Ante los jaguares, me quedé atónito por su tamaño, pues casi tenían la talla de los tigres.

Éstos animales me impresionaron por su poco parecido con los depredadores apáticos y aburridos que se encontraban generalmente en los zoológicos, ya que se mostraban excitados y daban la sensación de haber sido cazados muy recientemente porque respondían con sus rugidos al clamor que les llegaba de la cercana selva.

Me planteé si sería posible mantener amistad con uno de ellos. Obtuve la respuesta a través de un macho joven, pero ya desarrollado, que, en cuanto empecé a inventar juegos tras las rejas que nos separaban, me imitó revolcándose y corriendo de un extremo a otro de la jaula como lo hubiese hecho un perro.

De regreso al centro de Manaus, me senté en una terraza para beber una cerveza Antártica.
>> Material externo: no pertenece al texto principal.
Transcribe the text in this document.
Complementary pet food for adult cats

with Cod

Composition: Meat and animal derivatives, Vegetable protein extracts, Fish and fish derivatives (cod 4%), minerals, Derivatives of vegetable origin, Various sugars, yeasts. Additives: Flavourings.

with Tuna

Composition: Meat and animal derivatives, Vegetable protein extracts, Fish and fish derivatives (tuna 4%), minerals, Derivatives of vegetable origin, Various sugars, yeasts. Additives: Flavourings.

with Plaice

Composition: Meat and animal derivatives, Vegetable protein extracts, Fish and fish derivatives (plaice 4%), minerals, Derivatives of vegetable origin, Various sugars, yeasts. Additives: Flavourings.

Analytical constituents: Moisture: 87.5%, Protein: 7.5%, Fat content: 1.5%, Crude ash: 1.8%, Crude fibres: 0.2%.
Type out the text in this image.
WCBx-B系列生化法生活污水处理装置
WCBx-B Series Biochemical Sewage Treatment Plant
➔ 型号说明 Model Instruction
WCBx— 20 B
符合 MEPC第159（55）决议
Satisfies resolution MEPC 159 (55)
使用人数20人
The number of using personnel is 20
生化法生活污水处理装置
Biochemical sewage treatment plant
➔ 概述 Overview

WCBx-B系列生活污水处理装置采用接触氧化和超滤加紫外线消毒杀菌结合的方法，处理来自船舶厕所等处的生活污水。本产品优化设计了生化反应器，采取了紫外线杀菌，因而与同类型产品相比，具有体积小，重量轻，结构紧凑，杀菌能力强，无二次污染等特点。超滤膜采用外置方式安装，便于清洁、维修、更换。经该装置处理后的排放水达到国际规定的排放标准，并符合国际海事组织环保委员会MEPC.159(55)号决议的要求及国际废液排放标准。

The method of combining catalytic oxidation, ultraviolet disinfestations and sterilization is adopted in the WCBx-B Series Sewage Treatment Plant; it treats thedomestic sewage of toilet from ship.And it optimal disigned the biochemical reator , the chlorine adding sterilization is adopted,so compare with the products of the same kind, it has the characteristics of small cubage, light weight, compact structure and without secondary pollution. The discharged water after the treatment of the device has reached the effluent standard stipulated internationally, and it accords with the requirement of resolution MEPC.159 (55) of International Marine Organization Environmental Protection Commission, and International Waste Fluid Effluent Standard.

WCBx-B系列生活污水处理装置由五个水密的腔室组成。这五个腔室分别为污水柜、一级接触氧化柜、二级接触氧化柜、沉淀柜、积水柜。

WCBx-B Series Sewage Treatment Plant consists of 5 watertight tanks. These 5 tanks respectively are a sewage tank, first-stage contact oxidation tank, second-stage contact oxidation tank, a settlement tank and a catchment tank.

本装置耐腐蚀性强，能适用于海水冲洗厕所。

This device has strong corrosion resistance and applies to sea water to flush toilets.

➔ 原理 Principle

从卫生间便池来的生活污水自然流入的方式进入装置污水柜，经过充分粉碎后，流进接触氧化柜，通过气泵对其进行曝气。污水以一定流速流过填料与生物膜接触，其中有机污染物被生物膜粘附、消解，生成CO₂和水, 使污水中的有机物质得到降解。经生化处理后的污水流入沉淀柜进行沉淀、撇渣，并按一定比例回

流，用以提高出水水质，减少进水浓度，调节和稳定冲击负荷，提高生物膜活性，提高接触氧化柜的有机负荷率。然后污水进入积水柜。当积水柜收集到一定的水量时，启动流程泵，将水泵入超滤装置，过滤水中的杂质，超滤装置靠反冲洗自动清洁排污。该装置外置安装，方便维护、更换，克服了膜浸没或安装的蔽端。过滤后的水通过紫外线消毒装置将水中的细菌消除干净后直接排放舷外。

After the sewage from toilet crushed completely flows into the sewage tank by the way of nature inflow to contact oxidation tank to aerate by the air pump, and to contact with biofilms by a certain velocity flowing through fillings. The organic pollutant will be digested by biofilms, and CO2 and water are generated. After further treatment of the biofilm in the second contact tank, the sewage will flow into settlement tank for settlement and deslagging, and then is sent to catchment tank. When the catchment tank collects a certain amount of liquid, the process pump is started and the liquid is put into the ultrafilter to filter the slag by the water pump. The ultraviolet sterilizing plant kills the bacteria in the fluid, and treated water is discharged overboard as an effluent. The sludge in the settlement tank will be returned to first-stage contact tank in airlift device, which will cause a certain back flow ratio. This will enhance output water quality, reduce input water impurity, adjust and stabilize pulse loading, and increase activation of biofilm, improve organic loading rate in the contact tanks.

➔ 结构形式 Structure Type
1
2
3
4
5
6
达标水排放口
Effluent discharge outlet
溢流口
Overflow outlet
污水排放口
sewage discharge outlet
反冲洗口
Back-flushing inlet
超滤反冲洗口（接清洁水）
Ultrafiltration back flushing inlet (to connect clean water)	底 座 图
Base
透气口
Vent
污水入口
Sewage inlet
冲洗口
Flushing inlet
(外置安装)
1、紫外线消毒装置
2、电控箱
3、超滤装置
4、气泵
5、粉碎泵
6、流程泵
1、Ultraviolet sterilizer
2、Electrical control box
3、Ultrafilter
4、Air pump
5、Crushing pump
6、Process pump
Entonces oí intercambiar dos palabras en mi lengua materna a una pareja cercana y les pregunté si eran catalanes. Había acertado, y me explicaron que estaban haciendo un viaje de quince días por el Brasil. Cuando les conté que me disponía a pasar la siguiente semana navegando en un barco sin nada que leer, conseguí que se convirtiesen en unos buenos samaritanos.

Después de charlar un rato en el que me hicieron cincuenta preguntas acerca de mis viajes, me pidieron que les acompañara hasta su hotel, donde el marido me regaló el libro “El siglo de las luces”, de Alejo Carpentier, a pesar de que él solamente había leído cincuenta páginas. Su mujer me dio un ejemplar de la revista “Panorama” y otro de “Semana”.
Continuará.

MIRA LO QUE PIENSO – Gonzalo, el amigo gallego que dirige la pensión Home Sol aquí en Pantai Cenang, me prestó la novela “Cuando la tormenta pase”, con la que su paisano Manel Loureiro ganó el Premio de Novela Fernando Lara 2024. Como es de las que te enganchan desde el primer párrafo, la leí en un santiamén. La recomiendo a los aficionados al suspense, pues no te deja de sorprender continuamente. Siguiendo mis habituales costumbres, no os haré una sinopsis; pero sí os diré que Gonzalo y su esposa malaya pasaron unas vacaciones en la misma casa en que se hospeda el personaje central de la trama.

Y hablando de Gonzalo, varios turistas de Langkawi le han preguntado si yo era su padre. Fue así como constaté que tenemos cierto parecido físico.

Y esto es todo por hoy, mis queridos papanatas. Bom Bom.